A new approach to discovering a broad-spectrum anti-respiratory virus drug: Tubeimoside II modulates host factor PACT to potentiate the RIG-I antiviral pathway

PACT (PKR activating protein)/PRKRA is a quintessential double-stranded RNA (dsRNA) binding protein that has recently surfaced as a novel and compelling Antiviral target, exhibiting resistance against a spectrum of respiratory viruses. Despite this, no Antiviral ligand compounds targeting PACT have been identified to date. In this study, we conducted an extensive screening within natural products, leading to the development of an exceptional PACT-T78 site ligand, tubeimoside II (TBM II). TBM II effectively combats a spectrum of respiratory viruses, including the coronaviruses HCoV-OC43 and SARS-CoV-2, as well as the influenza A H1N1 virus (IAV-H1N1), by reducing viral loads and inhibiting viral replication and proliferation both in vitro and in vivo. Single-cell RNA Sequencing demonstrated that TBM II significantly impacts the RIG-I signaling pathway associated with PACT. We found that when PACT was knocked down or when RIG-I, MAVS, or IFN-β were knocked out, the ability of TBM II to activate the RIG-I signaling pathway was diminished, resulting in a corresponding attenuation of its Antiviral efficacy.
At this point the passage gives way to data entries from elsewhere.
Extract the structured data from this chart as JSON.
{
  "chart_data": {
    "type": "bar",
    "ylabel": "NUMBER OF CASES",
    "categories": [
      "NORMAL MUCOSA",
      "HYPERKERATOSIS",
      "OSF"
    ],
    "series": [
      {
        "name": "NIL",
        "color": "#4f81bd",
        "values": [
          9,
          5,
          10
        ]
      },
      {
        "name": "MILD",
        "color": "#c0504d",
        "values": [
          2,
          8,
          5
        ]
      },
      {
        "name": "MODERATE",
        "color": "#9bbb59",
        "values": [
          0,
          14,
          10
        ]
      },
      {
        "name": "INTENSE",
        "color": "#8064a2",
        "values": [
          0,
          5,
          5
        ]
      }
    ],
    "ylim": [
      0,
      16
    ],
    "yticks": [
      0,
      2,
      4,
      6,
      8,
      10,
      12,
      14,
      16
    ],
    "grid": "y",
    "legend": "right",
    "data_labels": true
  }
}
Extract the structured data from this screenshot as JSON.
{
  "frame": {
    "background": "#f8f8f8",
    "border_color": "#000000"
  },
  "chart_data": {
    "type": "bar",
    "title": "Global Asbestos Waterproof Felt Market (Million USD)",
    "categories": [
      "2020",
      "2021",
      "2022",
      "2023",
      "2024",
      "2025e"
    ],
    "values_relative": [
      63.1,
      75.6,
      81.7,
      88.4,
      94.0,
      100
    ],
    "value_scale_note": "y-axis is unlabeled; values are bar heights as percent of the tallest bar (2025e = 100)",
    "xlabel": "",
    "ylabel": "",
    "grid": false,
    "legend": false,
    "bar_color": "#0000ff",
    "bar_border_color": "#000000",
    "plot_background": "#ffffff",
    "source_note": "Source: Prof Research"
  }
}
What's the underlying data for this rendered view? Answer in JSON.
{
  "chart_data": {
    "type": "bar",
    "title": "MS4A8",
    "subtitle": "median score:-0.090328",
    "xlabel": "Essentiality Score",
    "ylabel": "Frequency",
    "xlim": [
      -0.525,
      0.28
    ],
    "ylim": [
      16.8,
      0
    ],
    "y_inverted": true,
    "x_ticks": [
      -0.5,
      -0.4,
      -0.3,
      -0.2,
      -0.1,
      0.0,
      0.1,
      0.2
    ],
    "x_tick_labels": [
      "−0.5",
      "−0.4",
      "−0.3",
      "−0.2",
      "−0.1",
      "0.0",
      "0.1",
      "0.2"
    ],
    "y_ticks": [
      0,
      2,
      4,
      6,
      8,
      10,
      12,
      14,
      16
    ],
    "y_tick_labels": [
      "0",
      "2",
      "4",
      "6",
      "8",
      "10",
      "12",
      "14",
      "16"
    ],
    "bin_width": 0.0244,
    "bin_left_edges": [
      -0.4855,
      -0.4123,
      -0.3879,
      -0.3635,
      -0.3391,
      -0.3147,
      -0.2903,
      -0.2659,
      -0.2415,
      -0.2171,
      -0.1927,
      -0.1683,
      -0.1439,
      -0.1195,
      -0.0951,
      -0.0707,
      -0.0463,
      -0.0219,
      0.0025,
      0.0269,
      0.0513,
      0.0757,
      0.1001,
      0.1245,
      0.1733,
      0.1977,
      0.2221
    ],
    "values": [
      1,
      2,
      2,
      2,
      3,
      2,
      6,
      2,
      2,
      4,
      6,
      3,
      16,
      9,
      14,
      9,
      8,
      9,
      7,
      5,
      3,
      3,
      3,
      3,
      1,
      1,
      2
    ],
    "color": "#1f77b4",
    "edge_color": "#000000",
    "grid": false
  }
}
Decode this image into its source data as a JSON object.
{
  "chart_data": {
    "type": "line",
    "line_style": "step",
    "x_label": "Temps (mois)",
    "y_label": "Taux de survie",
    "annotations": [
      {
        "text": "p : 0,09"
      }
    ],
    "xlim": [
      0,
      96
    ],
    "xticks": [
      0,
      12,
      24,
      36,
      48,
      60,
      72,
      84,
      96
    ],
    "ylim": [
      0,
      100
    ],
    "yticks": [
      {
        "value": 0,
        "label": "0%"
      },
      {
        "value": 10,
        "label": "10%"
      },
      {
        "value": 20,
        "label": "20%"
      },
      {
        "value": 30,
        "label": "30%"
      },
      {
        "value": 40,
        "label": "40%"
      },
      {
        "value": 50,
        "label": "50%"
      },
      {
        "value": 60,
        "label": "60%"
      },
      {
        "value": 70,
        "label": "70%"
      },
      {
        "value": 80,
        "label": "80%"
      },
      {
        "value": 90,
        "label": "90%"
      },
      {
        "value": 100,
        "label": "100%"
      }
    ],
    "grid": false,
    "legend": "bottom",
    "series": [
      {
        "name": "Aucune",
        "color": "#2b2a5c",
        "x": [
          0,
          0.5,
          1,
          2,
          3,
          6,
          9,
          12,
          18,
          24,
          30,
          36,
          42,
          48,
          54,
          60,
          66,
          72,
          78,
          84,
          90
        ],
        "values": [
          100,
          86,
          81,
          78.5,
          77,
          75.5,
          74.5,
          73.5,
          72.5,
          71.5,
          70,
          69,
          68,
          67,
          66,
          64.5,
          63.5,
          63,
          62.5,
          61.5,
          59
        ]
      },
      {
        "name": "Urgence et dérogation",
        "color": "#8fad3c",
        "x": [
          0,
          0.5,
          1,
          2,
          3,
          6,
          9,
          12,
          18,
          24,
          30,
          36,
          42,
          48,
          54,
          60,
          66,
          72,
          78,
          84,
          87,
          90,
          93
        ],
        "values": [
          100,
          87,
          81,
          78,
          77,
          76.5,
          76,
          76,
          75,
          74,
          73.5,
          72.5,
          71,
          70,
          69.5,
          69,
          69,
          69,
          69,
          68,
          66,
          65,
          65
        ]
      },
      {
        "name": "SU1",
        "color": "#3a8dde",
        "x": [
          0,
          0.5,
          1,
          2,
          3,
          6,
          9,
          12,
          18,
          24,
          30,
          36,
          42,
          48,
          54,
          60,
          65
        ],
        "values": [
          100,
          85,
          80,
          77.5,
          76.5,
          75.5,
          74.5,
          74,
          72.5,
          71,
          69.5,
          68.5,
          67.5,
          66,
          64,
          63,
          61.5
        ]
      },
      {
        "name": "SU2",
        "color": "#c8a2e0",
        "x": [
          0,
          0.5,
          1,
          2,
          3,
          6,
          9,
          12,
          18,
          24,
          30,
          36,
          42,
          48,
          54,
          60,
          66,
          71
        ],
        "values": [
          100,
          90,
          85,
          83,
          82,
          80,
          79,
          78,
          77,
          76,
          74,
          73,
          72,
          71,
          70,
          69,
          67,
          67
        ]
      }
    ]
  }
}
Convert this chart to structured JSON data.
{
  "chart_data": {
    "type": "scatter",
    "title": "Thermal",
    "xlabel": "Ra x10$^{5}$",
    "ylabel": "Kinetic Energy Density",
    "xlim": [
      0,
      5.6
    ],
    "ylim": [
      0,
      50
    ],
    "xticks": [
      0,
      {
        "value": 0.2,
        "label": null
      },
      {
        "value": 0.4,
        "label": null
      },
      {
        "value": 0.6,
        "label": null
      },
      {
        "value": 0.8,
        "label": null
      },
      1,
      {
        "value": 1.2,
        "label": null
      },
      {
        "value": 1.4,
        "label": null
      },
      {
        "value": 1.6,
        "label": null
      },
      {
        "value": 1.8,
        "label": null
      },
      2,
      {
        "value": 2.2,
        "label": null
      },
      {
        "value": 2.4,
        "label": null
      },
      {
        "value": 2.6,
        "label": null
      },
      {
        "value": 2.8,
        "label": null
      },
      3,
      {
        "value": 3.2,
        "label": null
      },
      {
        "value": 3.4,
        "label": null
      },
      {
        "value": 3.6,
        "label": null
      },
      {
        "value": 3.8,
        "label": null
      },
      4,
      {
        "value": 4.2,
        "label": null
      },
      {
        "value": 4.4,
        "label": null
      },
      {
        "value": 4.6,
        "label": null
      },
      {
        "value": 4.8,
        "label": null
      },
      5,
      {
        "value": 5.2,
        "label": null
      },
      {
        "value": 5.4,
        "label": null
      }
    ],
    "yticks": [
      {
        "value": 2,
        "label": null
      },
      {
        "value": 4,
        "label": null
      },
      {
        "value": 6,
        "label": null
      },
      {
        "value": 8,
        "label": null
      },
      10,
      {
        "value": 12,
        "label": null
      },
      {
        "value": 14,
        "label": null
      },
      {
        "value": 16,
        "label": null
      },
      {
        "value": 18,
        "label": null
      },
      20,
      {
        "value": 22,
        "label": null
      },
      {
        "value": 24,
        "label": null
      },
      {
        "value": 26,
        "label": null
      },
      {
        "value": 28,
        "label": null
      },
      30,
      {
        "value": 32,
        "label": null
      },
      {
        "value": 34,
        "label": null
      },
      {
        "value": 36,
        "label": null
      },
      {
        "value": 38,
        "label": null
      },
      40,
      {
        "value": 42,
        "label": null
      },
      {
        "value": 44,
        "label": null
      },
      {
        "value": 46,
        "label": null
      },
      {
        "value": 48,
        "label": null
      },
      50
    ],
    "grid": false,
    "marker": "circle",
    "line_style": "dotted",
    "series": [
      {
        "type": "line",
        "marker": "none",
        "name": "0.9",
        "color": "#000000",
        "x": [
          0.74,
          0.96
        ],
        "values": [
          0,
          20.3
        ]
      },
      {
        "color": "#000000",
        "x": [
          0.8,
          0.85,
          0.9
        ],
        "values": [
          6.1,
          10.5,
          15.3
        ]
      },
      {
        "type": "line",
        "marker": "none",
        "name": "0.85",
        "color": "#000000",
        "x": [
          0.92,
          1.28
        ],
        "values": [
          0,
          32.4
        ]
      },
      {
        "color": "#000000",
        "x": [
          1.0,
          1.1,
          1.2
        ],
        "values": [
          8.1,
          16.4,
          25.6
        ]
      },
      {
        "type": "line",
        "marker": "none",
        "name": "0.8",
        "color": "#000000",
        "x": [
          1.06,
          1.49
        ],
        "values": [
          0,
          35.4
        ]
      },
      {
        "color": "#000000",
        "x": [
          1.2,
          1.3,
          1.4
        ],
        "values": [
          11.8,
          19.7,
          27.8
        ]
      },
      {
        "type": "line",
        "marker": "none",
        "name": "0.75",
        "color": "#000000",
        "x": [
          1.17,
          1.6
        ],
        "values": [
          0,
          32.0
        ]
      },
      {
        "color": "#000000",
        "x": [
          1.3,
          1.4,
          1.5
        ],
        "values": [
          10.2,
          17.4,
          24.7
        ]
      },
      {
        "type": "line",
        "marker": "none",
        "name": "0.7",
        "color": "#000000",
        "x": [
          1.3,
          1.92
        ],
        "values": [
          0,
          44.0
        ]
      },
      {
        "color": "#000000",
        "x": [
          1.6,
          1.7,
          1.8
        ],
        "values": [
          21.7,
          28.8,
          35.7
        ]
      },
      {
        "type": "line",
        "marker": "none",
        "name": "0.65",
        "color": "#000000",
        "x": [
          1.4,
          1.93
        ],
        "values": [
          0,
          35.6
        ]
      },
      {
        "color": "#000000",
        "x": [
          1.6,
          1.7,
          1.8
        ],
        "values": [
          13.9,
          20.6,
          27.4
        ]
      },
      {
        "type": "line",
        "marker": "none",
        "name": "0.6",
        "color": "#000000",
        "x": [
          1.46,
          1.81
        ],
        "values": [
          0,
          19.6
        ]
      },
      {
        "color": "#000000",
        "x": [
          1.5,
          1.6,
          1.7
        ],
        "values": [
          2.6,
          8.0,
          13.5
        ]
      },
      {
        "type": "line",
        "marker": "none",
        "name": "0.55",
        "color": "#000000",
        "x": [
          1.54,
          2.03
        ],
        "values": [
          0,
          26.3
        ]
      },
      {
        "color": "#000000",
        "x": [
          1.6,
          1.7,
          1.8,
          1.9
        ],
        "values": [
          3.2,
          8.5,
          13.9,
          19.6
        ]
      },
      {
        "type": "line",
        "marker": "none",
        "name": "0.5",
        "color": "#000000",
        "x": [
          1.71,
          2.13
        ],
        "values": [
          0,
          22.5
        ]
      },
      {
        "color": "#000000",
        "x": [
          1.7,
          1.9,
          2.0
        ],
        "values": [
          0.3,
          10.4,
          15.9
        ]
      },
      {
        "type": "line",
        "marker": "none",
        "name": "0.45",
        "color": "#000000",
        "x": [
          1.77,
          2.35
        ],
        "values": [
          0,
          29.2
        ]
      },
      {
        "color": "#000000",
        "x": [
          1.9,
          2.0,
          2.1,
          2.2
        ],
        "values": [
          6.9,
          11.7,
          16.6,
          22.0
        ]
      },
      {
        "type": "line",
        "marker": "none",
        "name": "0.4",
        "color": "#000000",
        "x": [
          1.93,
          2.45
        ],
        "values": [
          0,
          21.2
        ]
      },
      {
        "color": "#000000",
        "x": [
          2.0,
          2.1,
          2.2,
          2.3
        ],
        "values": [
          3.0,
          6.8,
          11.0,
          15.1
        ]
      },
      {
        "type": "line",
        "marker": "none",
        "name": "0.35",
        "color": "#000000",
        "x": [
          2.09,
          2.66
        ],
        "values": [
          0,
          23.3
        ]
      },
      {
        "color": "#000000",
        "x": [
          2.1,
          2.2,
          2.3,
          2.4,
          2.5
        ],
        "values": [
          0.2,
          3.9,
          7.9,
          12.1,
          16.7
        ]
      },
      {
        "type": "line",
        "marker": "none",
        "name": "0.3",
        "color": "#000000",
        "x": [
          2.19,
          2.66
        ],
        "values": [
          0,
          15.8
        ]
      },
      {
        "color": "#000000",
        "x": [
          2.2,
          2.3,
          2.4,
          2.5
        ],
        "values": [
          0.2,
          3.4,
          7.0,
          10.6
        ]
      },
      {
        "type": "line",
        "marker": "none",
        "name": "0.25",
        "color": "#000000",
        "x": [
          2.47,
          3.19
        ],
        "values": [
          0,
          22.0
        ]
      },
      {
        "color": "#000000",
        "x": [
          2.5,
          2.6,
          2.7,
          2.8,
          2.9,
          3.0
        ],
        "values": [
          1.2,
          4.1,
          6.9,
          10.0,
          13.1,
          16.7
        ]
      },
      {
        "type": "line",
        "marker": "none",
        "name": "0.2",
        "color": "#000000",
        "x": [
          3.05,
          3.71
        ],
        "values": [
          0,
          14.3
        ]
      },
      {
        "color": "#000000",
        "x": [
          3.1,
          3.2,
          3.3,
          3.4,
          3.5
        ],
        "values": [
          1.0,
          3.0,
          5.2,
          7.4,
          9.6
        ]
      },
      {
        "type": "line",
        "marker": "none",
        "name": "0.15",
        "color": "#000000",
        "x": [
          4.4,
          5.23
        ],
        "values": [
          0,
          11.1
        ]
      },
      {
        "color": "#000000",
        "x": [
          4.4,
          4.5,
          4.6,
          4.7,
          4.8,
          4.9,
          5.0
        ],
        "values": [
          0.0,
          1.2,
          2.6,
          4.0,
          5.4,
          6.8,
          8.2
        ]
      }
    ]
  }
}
These findings indicated that TBM II targets PACT to activate the RIG-I signaling pathway, thereby increasing the secretion of type I interferon IFN-β, ultimately promoting the innate immune response and achieving Antiviral efficacy. In summary, our work identified TBM II as a new generation PACT ligand that activating the RIG-I signaling pathway, achieving broad-spectrum Antiviral effects.

Antiviral; Broad-spectrum; Host factor; Ligand compounds; PACT; RIG-I signaling pathway; Respiratory viruses; Tubeimoside II.